We use the same controlnet architecture as in our gloabl stylizer. The difference between two models mainly lies in the base model and input condition. For our local stylizer, we utilize the CogVideoX-2B model as the base. As shown in Figure, the main branch takes the original video latents, masked video latents, and mask latents as input (48 channels). To mitigate the inflated channel dimension, we initialize our patch embedder using the first 16 channels from CogVideoX-2B, while the remaining 32 channels are zero-initialized. Similarly, the patch embedder for control branch are also zero-initialized.
Our control branch consists of 6 DiT blocks copied from main branch. For training data, we use the mask and phrases in the training dataset. We then combine the phrase with some pronouns randomly, to compose them as a sentence for training. We trained our local stylizer for 1 epoch, with a batch size of 32, AdamW optimizer, a learning rate of 1e-5, and a weight decay of 1e-4. The training videos consist of 33 frames at a resolution of 336 x 592. Similarly, to preserve generalization ability and accelerate training, we freeze the FFN layers except for the first DiT block.
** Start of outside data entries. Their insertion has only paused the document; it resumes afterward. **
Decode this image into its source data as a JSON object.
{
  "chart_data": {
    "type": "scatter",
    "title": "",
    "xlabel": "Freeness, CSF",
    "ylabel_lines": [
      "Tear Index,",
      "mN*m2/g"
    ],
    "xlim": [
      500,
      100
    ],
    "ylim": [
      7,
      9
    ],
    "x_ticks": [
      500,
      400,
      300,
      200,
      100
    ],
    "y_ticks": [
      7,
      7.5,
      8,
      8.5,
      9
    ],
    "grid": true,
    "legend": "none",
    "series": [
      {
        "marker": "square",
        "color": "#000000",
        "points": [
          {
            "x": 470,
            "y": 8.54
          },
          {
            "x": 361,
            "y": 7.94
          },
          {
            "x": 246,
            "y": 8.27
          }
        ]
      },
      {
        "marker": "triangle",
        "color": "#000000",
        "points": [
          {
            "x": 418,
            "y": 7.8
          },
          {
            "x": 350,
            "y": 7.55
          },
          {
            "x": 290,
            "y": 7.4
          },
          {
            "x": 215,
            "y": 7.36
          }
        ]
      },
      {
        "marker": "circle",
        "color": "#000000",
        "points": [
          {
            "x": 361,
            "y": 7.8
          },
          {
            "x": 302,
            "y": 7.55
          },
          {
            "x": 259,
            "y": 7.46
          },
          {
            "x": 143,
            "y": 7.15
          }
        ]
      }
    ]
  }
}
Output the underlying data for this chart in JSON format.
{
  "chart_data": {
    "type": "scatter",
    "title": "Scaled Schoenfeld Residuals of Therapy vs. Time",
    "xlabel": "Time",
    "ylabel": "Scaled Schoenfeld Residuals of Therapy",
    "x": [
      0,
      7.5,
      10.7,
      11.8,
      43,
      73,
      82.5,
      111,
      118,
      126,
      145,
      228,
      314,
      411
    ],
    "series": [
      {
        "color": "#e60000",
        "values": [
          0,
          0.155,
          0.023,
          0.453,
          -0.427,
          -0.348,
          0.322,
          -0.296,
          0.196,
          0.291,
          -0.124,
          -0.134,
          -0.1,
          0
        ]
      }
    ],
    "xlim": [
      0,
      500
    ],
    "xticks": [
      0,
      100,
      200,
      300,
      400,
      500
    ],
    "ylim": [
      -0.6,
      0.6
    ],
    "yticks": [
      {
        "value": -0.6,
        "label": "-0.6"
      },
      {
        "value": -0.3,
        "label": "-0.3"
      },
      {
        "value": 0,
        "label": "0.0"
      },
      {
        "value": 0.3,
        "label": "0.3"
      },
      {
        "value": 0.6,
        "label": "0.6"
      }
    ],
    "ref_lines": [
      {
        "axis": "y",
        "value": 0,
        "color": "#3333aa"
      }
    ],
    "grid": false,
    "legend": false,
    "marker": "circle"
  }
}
For inference, we use a classifier-free guidance scale of 6. The inference process completes within 1 minute on an Nvidia RTX 4090 for a video with a resolution of 336 x 592, the length is 33. We prepend the sentence prefix "It's" to the detected object phrase and pronouns to form a complete prompt. For example, when we want to paint the house in the video to yellow, we should use the prompt: "It's a yellow house."